Publications
Publication details [#15470]
Naudé, Jacobus A. 2007. Overcome cultural exclusion: globalization and localization strategies in literary translation. In Cuvelier, Pol, Theo du Plessis, M. Meeuwis and L. Teck, eds. Multilingualism and exclusion: policy, practice and prospects (Studies in language policy in South Africa). Pretoria: Van Schaik. pp. 149–161.
Publication type
Article in jnl/bk
Publication language
English
Abstract
One sense of power involves using language for excluding or including a certain system of values, a set of beliefs, or an entire culture. Inter-lingual translation can overcome exclusion. However, the bulk of foreign literature translated into English and published in the West tends to sound the same, almost as though one author wrote it, and one translator translated it. One may explain this phenomenon in terms of universal constraints on the kind of language used in translation (as opposed to original writing, for example). In power terms, the utilization of these constraints lead to exclusion of a reader (coerced to read in a particular way), an author (committed to oblivion), or a translator (doomed to be invisible).

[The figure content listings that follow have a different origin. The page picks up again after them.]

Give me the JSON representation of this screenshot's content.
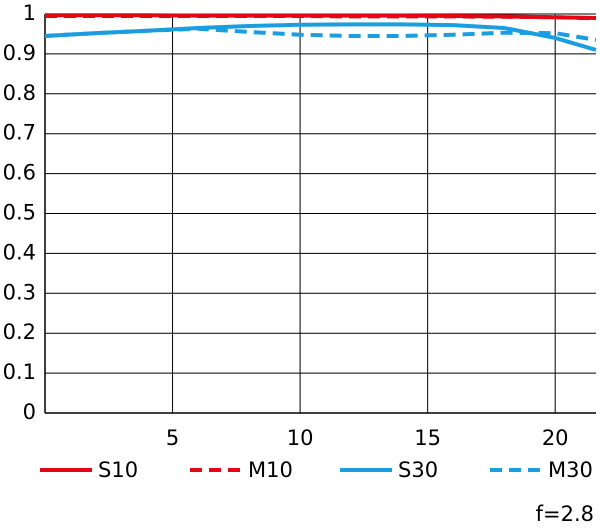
{
  "chart_data": {
    "type": "line",
    "annotation": "f=2.8",
    "x": [
      0,
      2,
      4,
      6,
      8,
      10,
      12,
      14,
      16,
      18,
      20,
      21.6
    ],
    "series": [
      {
        "name": "S10",
        "color": "#e30613",
        "dashed": false,
        "values": [
          0.997,
          0.997,
          0.997,
          0.996,
          0.996,
          0.996,
          0.996,
          0.996,
          0.995,
          0.994,
          0.992,
          0.99
        ]
      },
      {
        "name": "M10",
        "color": "#e30613",
        "dashed": true,
        "values": [
          0.995,
          0.995,
          0.995,
          0.995,
          0.995,
          0.995,
          0.994,
          0.994,
          0.994,
          0.993,
          0.992,
          0.989
        ]
      },
      {
        "name": "S30",
        "color": "#1a9ee0",
        "dashed": false,
        "values": [
          0.945,
          0.952,
          0.958,
          0.965,
          0.97,
          0.973,
          0.974,
          0.974,
          0.972,
          0.965,
          0.94,
          0.91
        ]
      },
      {
        "name": "M30",
        "color": "#1a9ee0",
        "dashed": true,
        "values": [
          0.945,
          0.952,
          0.958,
          0.963,
          0.955,
          0.948,
          0.945,
          0.945,
          0.948,
          0.953,
          0.952,
          0.935
        ]
      }
    ],
    "xlim": [
      0,
      21.6
    ],
    "ylim": [
      0,
      1
    ],
    "xticks": [
      5,
      10,
      15,
      20
    ],
    "yticks": [
      0,
      0.1,
      0.2,
      0.3,
      0.4,
      0.5,
      0.6,
      0.7,
      0.8,
      0.9,
      1
    ],
    "grid": true
  }
}
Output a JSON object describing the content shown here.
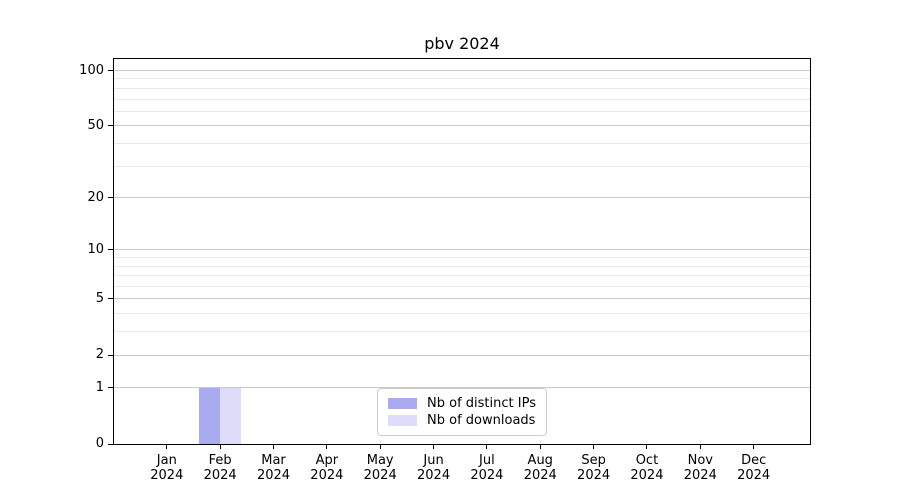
{
  "chart_data": {
    "type": "bar",
    "title": "pbv 2024",
    "categories": [
      "Jan",
      "Feb",
      "Mar",
      "Apr",
      "May",
      "Jun",
      "Jul",
      "Aug",
      "Sep",
      "Oct",
      "Nov",
      "Dec"
    ],
    "year_label": "2024",
    "series": [
      {
        "name": "Nb of distinct IPs",
        "color": "#aaaaee",
        "values": [
          0,
          1,
          0,
          0,
          0,
          0,
          0,
          0,
          0,
          0,
          0,
          0
        ]
      },
      {
        "name": "Nb of downloads",
        "color": "#ddddfa",
        "values": [
          0,
          1,
          0,
          0,
          0,
          0,
          0,
          0,
          0,
          0,
          0,
          0
        ]
      }
    ],
    "y_axis": {
      "scale": "log1p",
      "major_ticks": [
        0,
        1,
        2,
        5,
        10,
        20,
        50,
        100
      ],
      "minor_ticks": [
        3,
        4,
        6,
        7,
        8,
        9,
        30,
        40,
        60,
        70,
        80,
        90
      ],
      "ymax": 100
    },
    "legend": {
      "position": "lower center",
      "entries": [
        "Nb of distinct IPs",
        "Nb of downloads"
      ]
    },
    "colors": {
      "major_grid": "#c9c9c9",
      "minor_grid": "#e9e9e9",
      "axis": "#000000",
      "background": "#ffffff"
    }
  }
}
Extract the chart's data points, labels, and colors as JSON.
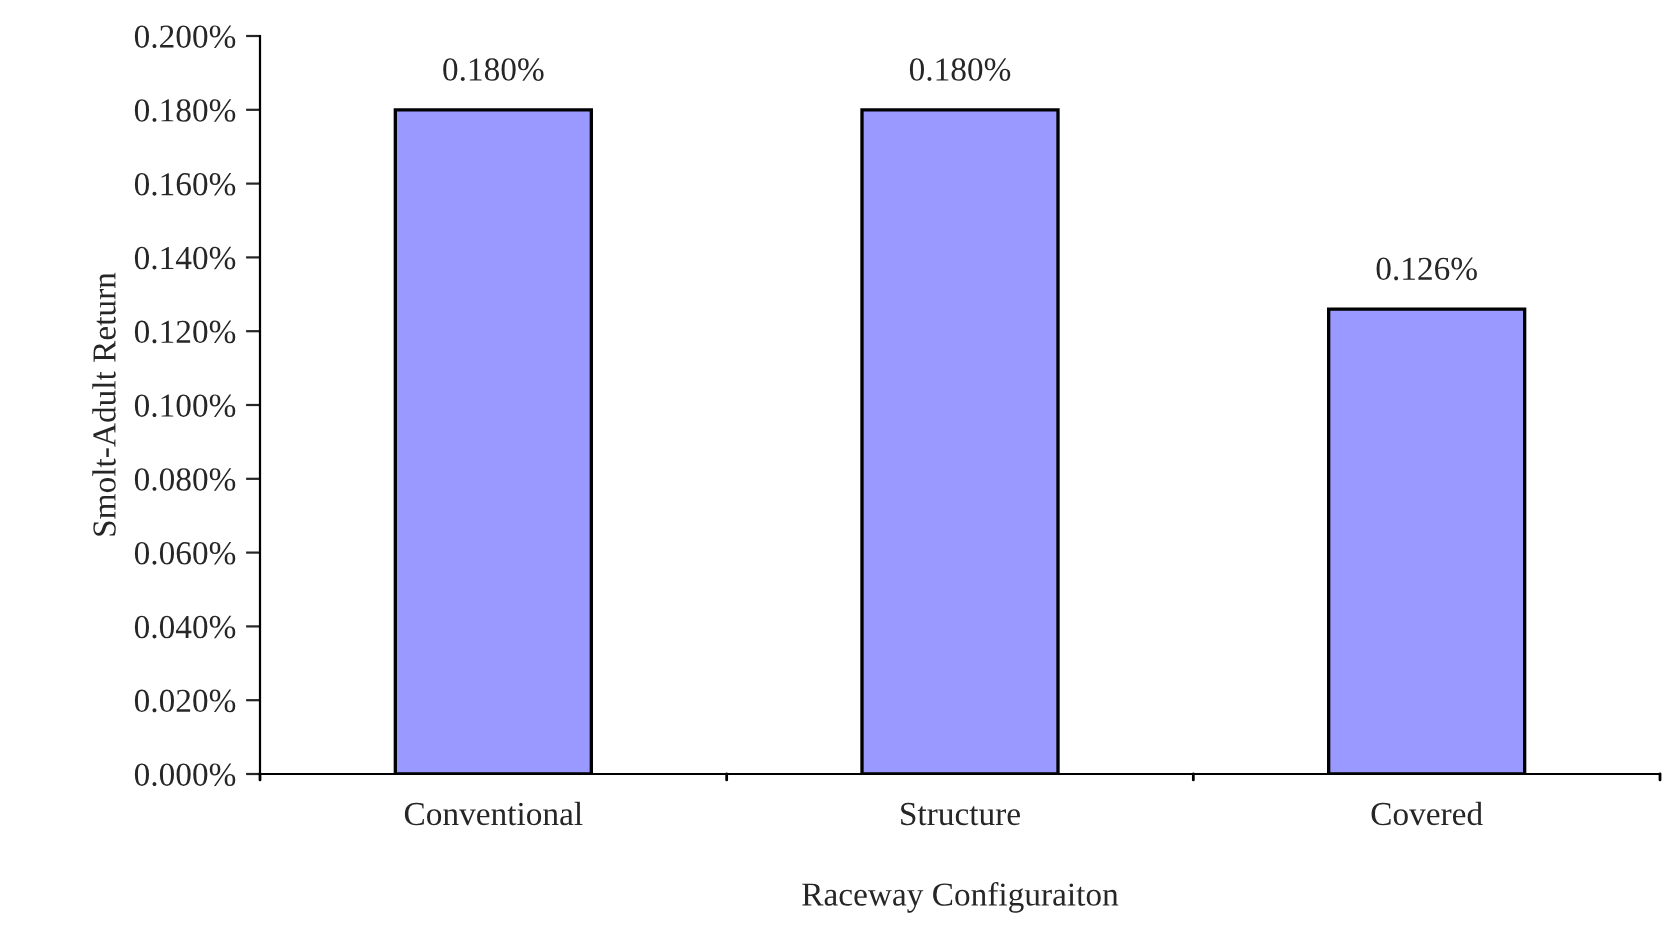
{
  "chart_data": {
    "type": "bar",
    "xlabel": "Raceway Configuraiton",
    "ylabel": "Smolt-Adult Return",
    "categories": [
      "Conventional",
      "Structure",
      "Covered"
    ],
    "values": [
      0.18,
      0.18,
      0.126
    ],
    "value_labels": [
      "0.180%",
      "0.180%",
      "0.126%"
    ],
    "color": "#9999ff",
    "ylim": [
      0,
      0.2
    ],
    "yticks": [
      {
        "value": 0,
        "label": "0.000%"
      },
      {
        "value": 0.02,
        "label": "0.020%"
      },
      {
        "value": 0.04,
        "label": "0.040%"
      },
      {
        "value": 0.06,
        "label": "0.060%"
      },
      {
        "value": 0.08,
        "label": "0.080%"
      },
      {
        "value": 0.1,
        "label": "0.100%"
      },
      {
        "value": 0.12,
        "label": "0.120%"
      },
      {
        "value": 0.14,
        "label": "0.140%"
      },
      {
        "value": 0.16,
        "label": "0.160%"
      },
      {
        "value": 0.18,
        "label": "0.180%"
      },
      {
        "value": 0.2,
        "label": "0.200%"
      }
    ],
    "grid": false,
    "legend": false
  }
}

Concerning the power turn in translation which relates translation to cultural dominance, cultural assertion, and cultural resistance, Tymoczko and Gentzler (2002) bring anew to the fore the nature of strategies in translation. The objective of this paper is to describe the globalisation and localisation strategies utilised by three authors from dominated South African languages who realised their work on three different ways in a hegemonic language to be included in world literature. The three ways are simultaneous realisation in the dominated and hegemonic language, translation from the dominated language into the hegemonic language and translation from the hegemonic language into the dominated language. Although they have to utilise globalisation strategies in the translation process to achieve their objective of including the foreign reader, they retain enough instances of cultural identity to reflect the truly South African flavour. The analysis falls within the framework of descriptive translation studies (DTS).